By Michael Chamy, October 4, 2002, Music

Wilco

The Mercury, Friday, Sept. 27, 10:30pm

Jeff Tweedy rarely smiles. He's a mopey-faced guy, hunched over ever so slightly. Friday night, the Wilco honcho was wearing that same starchy red button-up you might have seen him sporting on certain magazine covers. "This song is called 'Kamera,' and I need a bucket," groans Tweedy. He makes it through the song, then exits stage right to vomit. Apparently he does this often due to his severe migraines, as captured vividly in a money shot from the new Wilco documentary, I Am Trying to Break Your Heart.
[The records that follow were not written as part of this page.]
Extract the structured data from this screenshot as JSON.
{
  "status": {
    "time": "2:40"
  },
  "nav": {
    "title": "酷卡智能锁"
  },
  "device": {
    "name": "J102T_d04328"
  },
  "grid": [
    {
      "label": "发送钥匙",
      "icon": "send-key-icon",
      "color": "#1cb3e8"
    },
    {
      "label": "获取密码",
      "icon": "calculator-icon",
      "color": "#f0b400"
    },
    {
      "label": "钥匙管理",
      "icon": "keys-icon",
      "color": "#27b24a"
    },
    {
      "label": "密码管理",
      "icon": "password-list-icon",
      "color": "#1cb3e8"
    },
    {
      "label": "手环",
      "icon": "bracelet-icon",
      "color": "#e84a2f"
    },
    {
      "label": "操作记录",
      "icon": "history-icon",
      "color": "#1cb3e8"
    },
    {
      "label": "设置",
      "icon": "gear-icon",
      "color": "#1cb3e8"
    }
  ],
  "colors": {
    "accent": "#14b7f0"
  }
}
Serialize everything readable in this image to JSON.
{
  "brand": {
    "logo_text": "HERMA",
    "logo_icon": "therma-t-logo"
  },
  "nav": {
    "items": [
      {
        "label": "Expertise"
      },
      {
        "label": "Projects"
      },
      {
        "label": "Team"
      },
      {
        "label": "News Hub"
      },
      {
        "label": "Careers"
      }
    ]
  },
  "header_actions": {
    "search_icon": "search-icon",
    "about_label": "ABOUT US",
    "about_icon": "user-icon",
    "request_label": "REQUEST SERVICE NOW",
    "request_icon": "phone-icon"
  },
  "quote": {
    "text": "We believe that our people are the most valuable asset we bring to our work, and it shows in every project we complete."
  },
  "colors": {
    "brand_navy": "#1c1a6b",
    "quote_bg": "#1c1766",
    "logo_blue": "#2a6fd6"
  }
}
Happily, he recovered. The crowd never had to. The 500 or so fans who were lucky or industrious enough to get into this ACL Music Fest warm-up gig were genuinely thrilled. Maybe the bigwigs and scenesters were clustered at the back, because they certainly weren't up close when the band launched into "I Am Trying to Break Your Heart," which was wonderfully stripped down and organic for such a grandiose, creatively inverted song. The entire set felt so intimate that it seemed any bigger venue would've been inappropriate, especially given Tweedy's not-quite-no-depression delivery. The laptop Americana of "Ashes of American Flags" was a highlight, drummer Glenn Kotche sculpting a piece of rhythmic mayhem out of the album version's pure chaos. A sizzling romp through the CCR-flavored "I'm the Man Who Loves You" set the stage for a pair of rowdy encores that featured an Uncle Tupelo song, Zeppelin's "Immigrant Song" with the guitar tech on vox, and Tweedy's Woody Guthrie interpretation "California Stars," which had the crowd singing along, the band bouncing around, and even a little smile erupting from the cracks of Tweedy's mouth.